The 4 Family Members Every MHP Needs:

  1. The Dad (aka, The Emergency Babysitter). This is the person you know you can actually call late at night to watch two of your kids so you can take the third to the emergency room..This is NOT your regular babysitter. This person might not even be your friend. Emergency babysitters include the old retired military couple on the corner, the military wife you know from the last two duty stations but have never hung out with, and the person you met when you first moved in who gave you permission to list her as the emergency contact number for your kids' school. The emergency babysitter -- much like a fire alarm -- must only be used for actual emergencies. Abuse her, and you'll lose her.
  2. The Mom (aka, the person you call when your world is falling apart). The Mom doesn't have to be older than you; age is totally unimportant in Moms. She could even be younger. She could even be a he. The Mom always seems to know what to say to make life a little more manageable, and she has the uncanny ability to discern whether the situation calls for coffee or wine. It's a remarkable skill. Moms are generally not the life of the party nor the wittiest person in the room, but everyone seems drawn to them nonetheless.
  3. The Sister-from-another-mister/Brother-from-another-mother. When you don't have your actual sister or brother nearby, you need a stand-in. Someone you're instantly at ease with. Someone you don't try to impress. Someone who can tease you without hurting your feelings. Someone who doesn't get mad when they sit on your couch wearing black pants and when they stand up their butt is covered in dog hair and Cheeto dust, hypothetically speaking.

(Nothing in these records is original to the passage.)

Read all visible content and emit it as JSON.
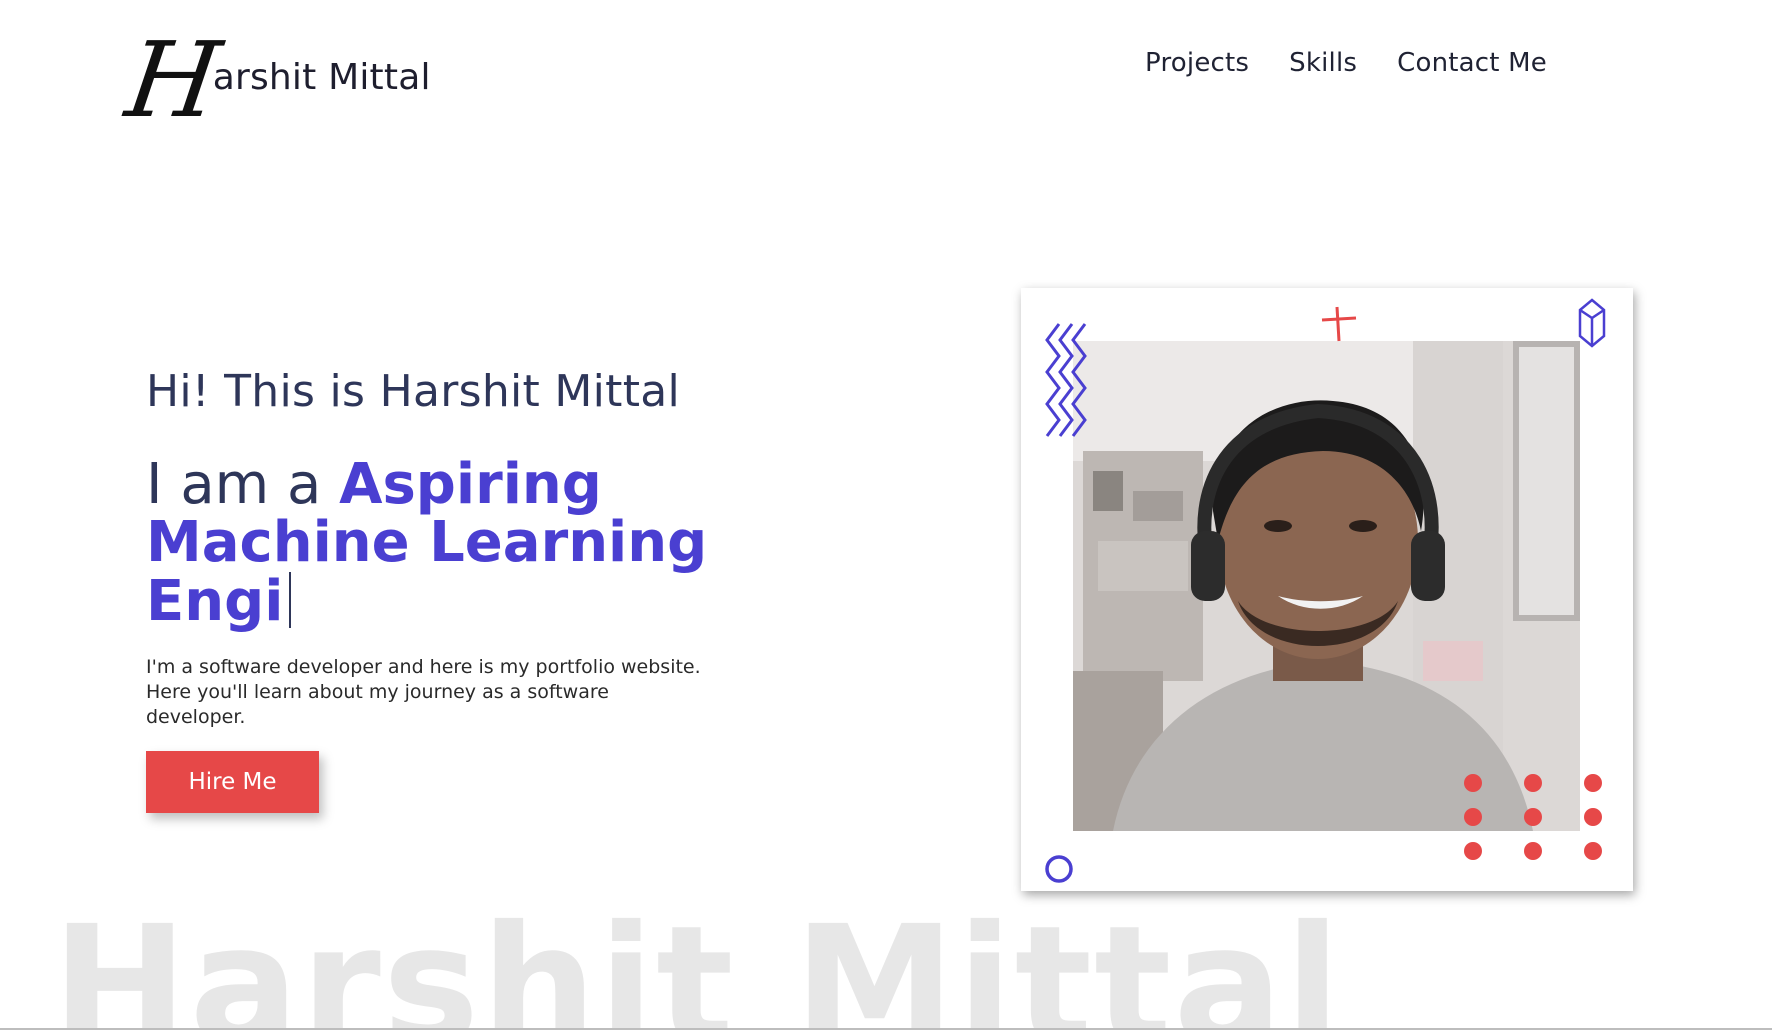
{
  "header": {
    "logo_mark": "H",
    "logo_text": "arshit Mittal",
    "nav": [
      "Projects",
      "Skills",
      "Contact Me"
    ]
  },
  "hero": {
    "greeting": "Hi! This is Harshit Mittal",
    "role_prefix": "I am a",
    "role_typed": "Aspiring Machine Learning Engi",
    "description": "I'm a software developer and here is my portfolio website. Here you'll learn about my journey as a software developer.",
    "cta_label": "Hire Me"
  },
  "watermark": "Harshit Mittal",
  "colors": {
    "accent": "#4a3fd1",
    "cta": "#e64848",
    "text": "#2e3659"
  }
}
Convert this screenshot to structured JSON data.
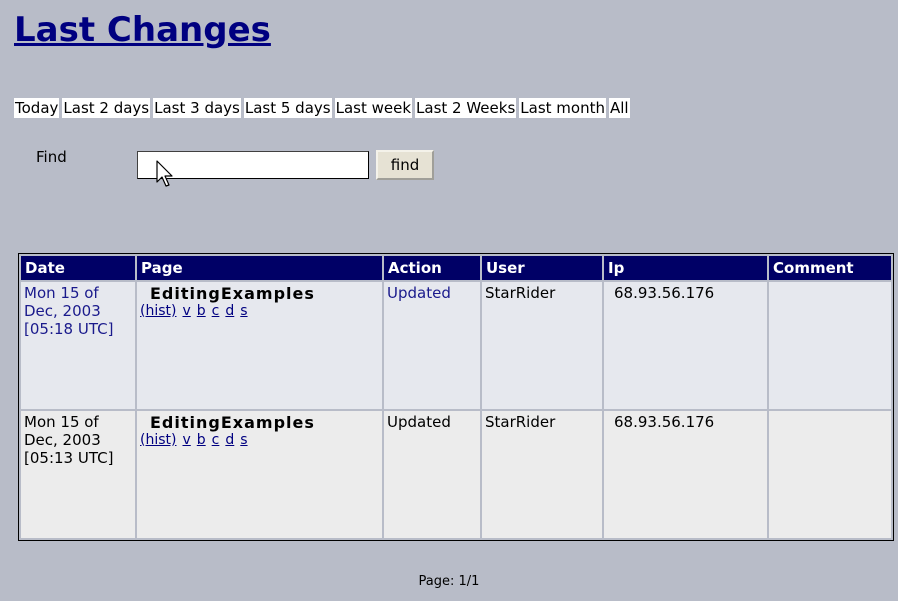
{
  "page": {
    "title": "Last Changes",
    "filters": [
      "Today",
      "Last 2 days",
      "Last 3 days",
      "Last 5 days",
      "Last week",
      "Last 2 Weeks",
      "Last month",
      "All"
    ],
    "find_label": "Find",
    "find_value": "",
    "find_button": "find",
    "pagination": "Page: 1/1"
  },
  "table": {
    "headers": {
      "date": "Date",
      "page": "Page",
      "action": "Action",
      "user": "User",
      "ip": "Ip",
      "comment": "Comment"
    },
    "rows": [
      {
        "date": "Mon 15 of Dec, 2003 [05:18 UTC]",
        "page": "EditingExamples",
        "links": {
          "hist": "(hist)",
          "v": "v",
          "b": "b",
          "c": "c",
          "d": "d",
          "s": "s"
        },
        "action": "Updated",
        "user": "StarRider",
        "ip": "68.93.56.176",
        "comment": ""
      },
      {
        "date": "Mon 15 of Dec, 2003 [05:13 UTC]",
        "page": "EditingExamples",
        "links": {
          "hist": "(hist)",
          "v": "v",
          "b": "b",
          "c": "c",
          "d": "d",
          "s": "s"
        },
        "action": "Updated",
        "user": "StarRider",
        "ip": "68.93.56.176",
        "comment": ""
      }
    ]
  },
  "icons": {
    "cursor": "mouse-pointer-icon"
  }
}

  4. The Grandma (aka, The "I've Been Here Forever" Person). In a town full of transients, there's a lot to be said for someone who has, literally, been around the block -- every friggin' block. This person can tell you which preschool is the best, the trick for scoring drop-in care at the CDC, which local festivals are fun and which ones are just "meh," and all the other things it can take years to learn. Bonus: For reasons no one really understands, this person is also usually good at baking.

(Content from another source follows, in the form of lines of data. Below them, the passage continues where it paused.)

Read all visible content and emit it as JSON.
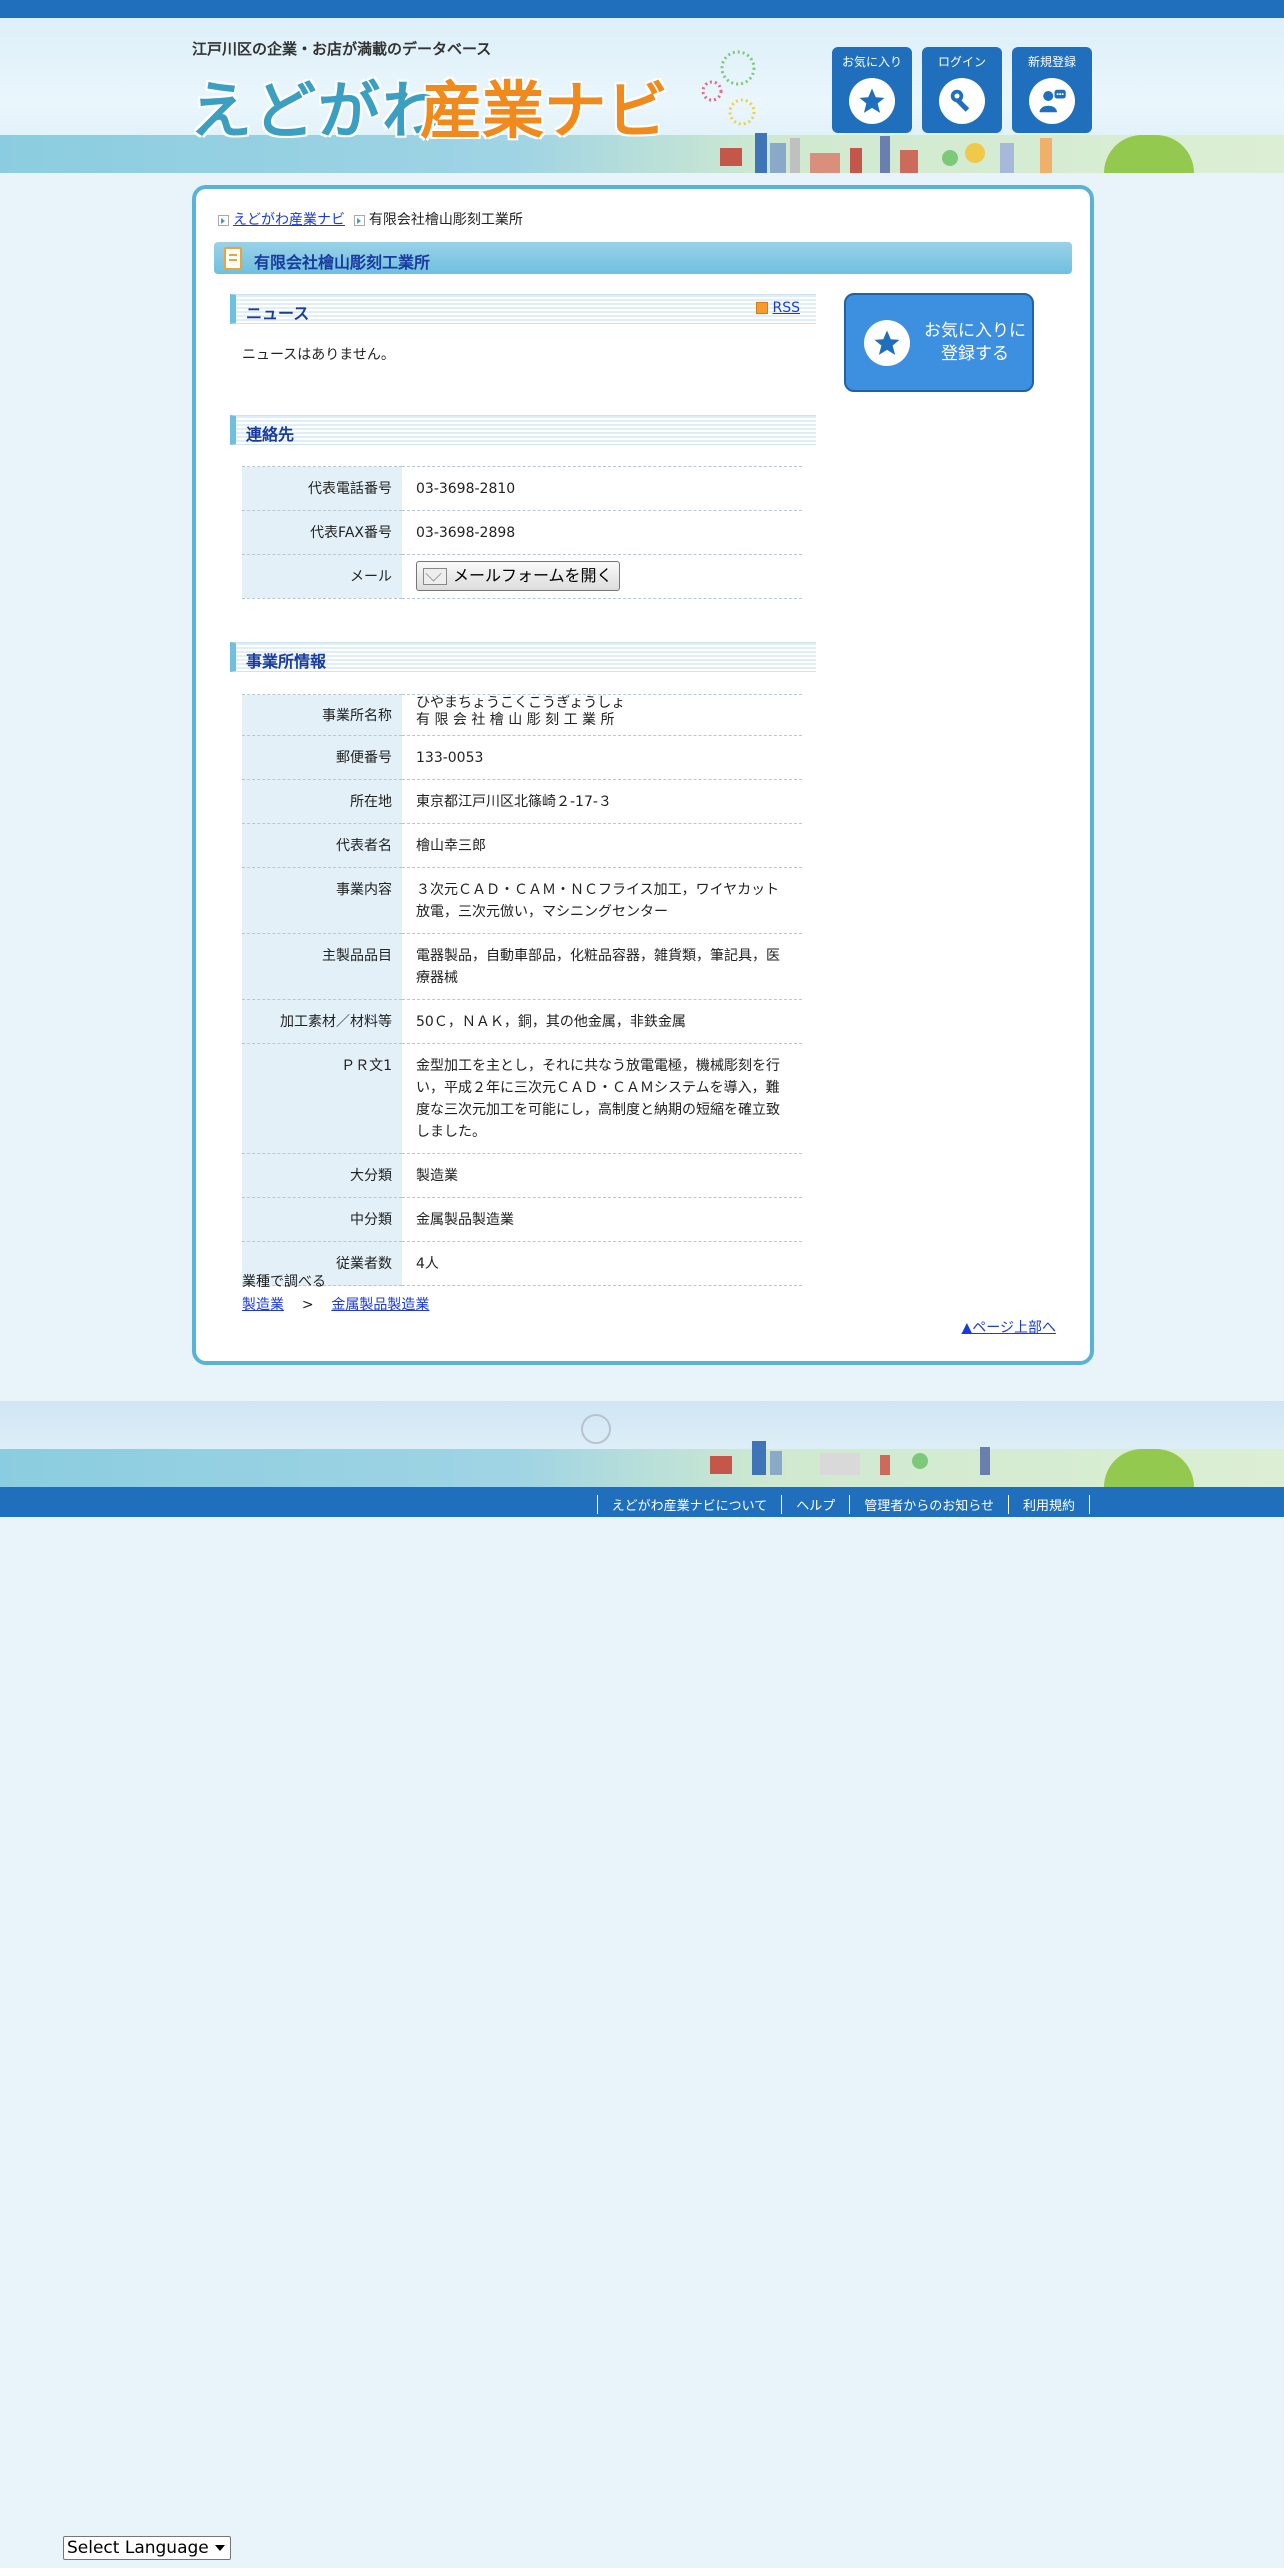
{
  "header": {
    "tagline": "江戸川区の企業・お店が満載のデータベース",
    "logo_hira": "えどがわ",
    "logo_kanji": "産業ナビ",
    "buttons": [
      {
        "label": "お気に入り",
        "icon": "star-icon"
      },
      {
        "label": "ログイン",
        "icon": "key-icon"
      },
      {
        "label": "新規登録",
        "icon": "user-add-icon"
      }
    ]
  },
  "breadcrumb": {
    "home": "えどがわ産業ナビ",
    "current": "有限会社檜山彫刻工業所"
  },
  "page_title": "有限会社檜山彫刻工業所",
  "news": {
    "heading": "ニュース",
    "rss_label": "RSS",
    "empty_text": "ニュースはありません。"
  },
  "contact": {
    "heading": "連絡先",
    "rows": [
      {
        "label": "代表電話番号",
        "value": "03-3698-2810"
      },
      {
        "label": "代表FAX番号",
        "value": "03-3698-2898"
      },
      {
        "label": "メール",
        "button": "メールフォームを開く"
      }
    ]
  },
  "office": {
    "heading": "事業所情報",
    "name_label": "事業所名称",
    "name_ruby": "ひやまちょうこくこうぎょうしょ",
    "name_value": "有 限 会 社 檜 山 彫 刻 工 業 所",
    "rows": [
      {
        "label": "郵便番号",
        "value": "133-0053"
      },
      {
        "label": "所在地",
        "value": "東京都江戸川区北篠崎２-17-３"
      },
      {
        "label": "代表者名",
        "value": "檜山幸三郎"
      },
      {
        "label": "事業内容",
        "value": "３次元ＣＡＤ・ＣＡＭ・ＮＣフライス加工，ワイヤカット放電，三次元倣い，マシニングセンター"
      },
      {
        "label": "主製品品目",
        "value": "電器製品，自動車部品，化粧品容器，雑貨類，筆記具，医療器械"
      },
      {
        "label": "加工素材／材料等",
        "value": "50Ｃ，ＮＡＫ，銅，其の他金属，非鉄金属"
      },
      {
        "label": "ＰＲ文1",
        "value": "金型加工を主とし，それに共なう放電電極，機械彫刻を行い，平成２年に三次元ＣＡＤ・ＣＡＭシステムを導入，難度な三次元加工を可能にし，高制度と納期の短縮を確立致しました。"
      },
      {
        "label": "大分類",
        "value": "製造業"
      },
      {
        "label": "中分類",
        "value": "金属製品製造業"
      },
      {
        "label": "従業者数",
        "value": "4人"
      }
    ]
  },
  "industry": {
    "label": "業種で調べる",
    "major": "製造業",
    "separator": ">",
    "minor": "金属製品製造業"
  },
  "page_top": "▲ページ上部へ",
  "favorite_box": {
    "line1": "お気に入りに",
    "line2": "登録する"
  },
  "footer": {
    "links": [
      "えどがわ産業ナビについて",
      "ヘルプ",
      "管理者からのお知らせ",
      "利用規約"
    ]
  },
  "language_select": {
    "value": "Select Language"
  },
  "colors": {
    "brand_blue": "#1f6fbd",
    "frame_blue": "#5ab3d6",
    "heading_navy": "#1a3b9e",
    "logo_teal": "#3a9fc1",
    "logo_orange": "#f08a1c"
  }
}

Must-Have Parenting is hard enough. Don't let these bad "family" members drag you down:

  1. The Dirty Uncle. The dirty uncle might be a neighbor, a co-worker, a friend, a friend's husband -- there's just no telling what form he might take. He can also be a she. But you'll know the dirty uncle fairly soon after meeting him because he'll find a way to make an innuendo out of everything. You'll also notice that conversations with a Dirty Uncle often veer into awkwardly personal territory. It's funny at first, but then -- like that weird Christmas Eve -- the Dirty Uncle starts to seem ... just dirty.
  2. The Judgy Aunt. Judgy Aunts spend so much time tsking that you might think they have a tic disorder. No matter what someone is doing, the Judgy Aunt has an opinion -- a negative one. She truly believes she is an expert on everything -- and she just knows that everyone else is doing it wrong, wrong, wrong. A warning: Sometimes Judgy Aunts sounds wise, maybe even like a Grandma. Do not get the two confused! One legitimately knows it all, the other acts like a know-it-all.
  3. The Trashy Cousin, aka the Drama Llama. Regular llamas can carry packs of up to 75 pounds. Drama llamas can carry double their weight -- and then some -- in problems. You'll know the drama llama from her Facebook posts, which usually begin with "Can you believe this?!!!!" The drama llama is always upset about something. The slightest affront will send a drama llama (much like real llamas) into a spitting, hissing fit. In person, drama llamas tend to start conversations with, "You will not believe what I heard!" (However, this is phrase is also used by genuinely excited Brothers and Sisters.) Drama llamas are a lot of fun -- at first. But the trouble they bring is not worth the laughs.